© JUNGE FREIHEIT Verlag GmbH & Co. KG www.jungefreiheit.de 06/21 / 05. Februar 2021

Paul Bristow repräsentiert einen Trend in der Konservativen Partei Großbritanniens.
Ein neuer Typ Tory
Michael Walker

Er steht stellvertretend für einen neuen Typ von Abgeordneten der Konservativen im nun unabhängigen Großbritannien, dessen Zahl unter den Torys zunimmt: Es ist die Art, wie der 41jährige Paul Bristow aus dem ostenglischen Peterborough seinen Konservatismus nicht mehr national, sondern an „Hearth and home“ (Herd und Heim) orientiert – eine Formel, die auf der Insel für Bodenständigkeit und Heimattreue steht. Schon in seiner nur siebenminütigen Jungfernrede vor dem Unterhaus hatte Bristow sage und schreibe sechzehnmal seine Heimatstadt erwähnt, lobte namentlich seine drei Vorgänger im Wahlkreis für ihren Einsatz für  Peterborough, erwähnte aber seinen Parteichef Boris Johnson kein einziges Mal. 

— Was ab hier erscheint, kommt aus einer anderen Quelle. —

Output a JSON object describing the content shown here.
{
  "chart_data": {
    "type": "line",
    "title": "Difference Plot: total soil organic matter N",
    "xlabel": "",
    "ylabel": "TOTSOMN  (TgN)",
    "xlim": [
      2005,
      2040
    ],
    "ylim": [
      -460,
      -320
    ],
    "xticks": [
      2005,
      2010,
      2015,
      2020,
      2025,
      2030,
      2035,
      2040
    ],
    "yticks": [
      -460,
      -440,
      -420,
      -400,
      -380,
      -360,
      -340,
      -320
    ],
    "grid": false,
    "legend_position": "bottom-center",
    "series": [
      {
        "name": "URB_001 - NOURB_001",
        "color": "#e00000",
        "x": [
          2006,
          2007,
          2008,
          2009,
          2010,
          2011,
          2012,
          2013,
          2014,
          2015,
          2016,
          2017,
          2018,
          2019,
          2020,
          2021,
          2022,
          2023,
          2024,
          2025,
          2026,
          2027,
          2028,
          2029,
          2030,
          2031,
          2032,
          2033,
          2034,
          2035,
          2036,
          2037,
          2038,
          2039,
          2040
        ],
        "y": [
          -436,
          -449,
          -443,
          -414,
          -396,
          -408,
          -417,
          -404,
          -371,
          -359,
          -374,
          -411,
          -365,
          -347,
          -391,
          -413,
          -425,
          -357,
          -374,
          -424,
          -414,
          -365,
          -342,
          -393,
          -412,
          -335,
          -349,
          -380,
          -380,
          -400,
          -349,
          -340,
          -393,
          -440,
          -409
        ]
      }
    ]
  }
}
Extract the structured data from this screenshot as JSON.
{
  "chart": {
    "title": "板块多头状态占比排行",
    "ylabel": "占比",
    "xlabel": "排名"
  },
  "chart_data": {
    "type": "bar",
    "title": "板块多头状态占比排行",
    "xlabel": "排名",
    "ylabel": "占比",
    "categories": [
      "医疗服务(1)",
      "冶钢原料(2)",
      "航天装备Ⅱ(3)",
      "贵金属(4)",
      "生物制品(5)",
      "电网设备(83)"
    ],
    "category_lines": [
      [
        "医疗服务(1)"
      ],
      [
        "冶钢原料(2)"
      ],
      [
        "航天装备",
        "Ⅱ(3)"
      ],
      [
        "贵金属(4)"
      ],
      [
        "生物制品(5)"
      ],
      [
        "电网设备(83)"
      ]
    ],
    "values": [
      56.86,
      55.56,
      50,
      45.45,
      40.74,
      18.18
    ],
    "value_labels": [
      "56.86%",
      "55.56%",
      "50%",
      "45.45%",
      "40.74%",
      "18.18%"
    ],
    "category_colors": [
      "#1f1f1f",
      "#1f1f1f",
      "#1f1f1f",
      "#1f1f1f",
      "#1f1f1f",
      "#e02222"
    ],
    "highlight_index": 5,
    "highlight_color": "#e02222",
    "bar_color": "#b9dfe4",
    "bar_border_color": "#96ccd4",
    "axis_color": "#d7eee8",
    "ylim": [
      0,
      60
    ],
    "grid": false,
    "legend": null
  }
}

Obwohl studierter Politologe, stammt der Familienvater aus der Arbeiterklasse – sein Großvater war Bergarbeiter –, gibt sich gemeindeorientiert, ja provinziell, kein Weltenbummler, konservativ in sozialen Fragen, aber nicht thatcheristisch. Bristow ist die Art Tory-Kandidat, den die Partei braucht, um verärgerte Labour-Wähler zu gewinnen, besonders jetzt, die  Arbeitspartei mit 39 Prozent in den Umfragen den Konservativen dicht im Genick sitzt und Premier Johnsons Beliebtheit unter fünfzig Prozent gesunken ist – trotz dessen triumphalen Wahlsiegs 2019, dem besten Tory-Ergebnis seit Margaret Thatcher. Schon diesen Erdrutschsieg verdankte man maßgeblich auch Kandidaten der Sorte Bristow, die in Nordengland den „roten Wall“ aus Labour-beherrschten Wahlkreisen sprengten. Möglich war das  natürlich auch wegen der Verärgerung vieler Wähler über Labours Zaudern in Sachen Brexit. Damit verbunden ist aber ebenso, daß sich immer mehr von ihnen dem entfremdet fühlen, was sie als eine ideologisch-akademische, sprich von ihrem Leben distanzierte Klasse der politischen Linken ansehen. Doch ihr Mißtrauen gegenüber deren Begeisterung für die EU geht Hand in Hand mit einem Mißtrauen gegenüber London, als ebenfalls ihrer Realität entfernter Zentralgewalt. Der Schlachtruf „Let’s get Brexit done!“ (Laßt uns den Brexit vollenden) war für viele nicht nur ein Aufstand gegen Brüssel, sondern auch für ihre Provinz.

Die neuen Abgeordneten vom Schlage Bristows sind sich daher bewußt, daß sie auf Bewährung sind. So wollen sie den Wählern zeigen, daß sie sich auf den „Dienst an der Gemeinschaft“ konzentrieren. Bristow ist bestrebt, jedem in Peterborough die Hand zu reichen – aus Empathie und aus Liebe zu seiner Stadt, sagen seine Anhänger, aus Kalkül, sagen seine Gegner. Wahrscheinlich haben beide recht. Inzwischen gewinnt Bristow auch islamische Unterstützer, da er während des Ramadan einige Tage mitfastet, um „meine moslemischen Wähler besser zu verstehen“. Zum Konzept seines lokalen gehört also auch ein multiethnischer Konservatismus, der zunehmend die Loyalität dieser Art Parlamentarier gegenüber der Parteimaschine untergräbt.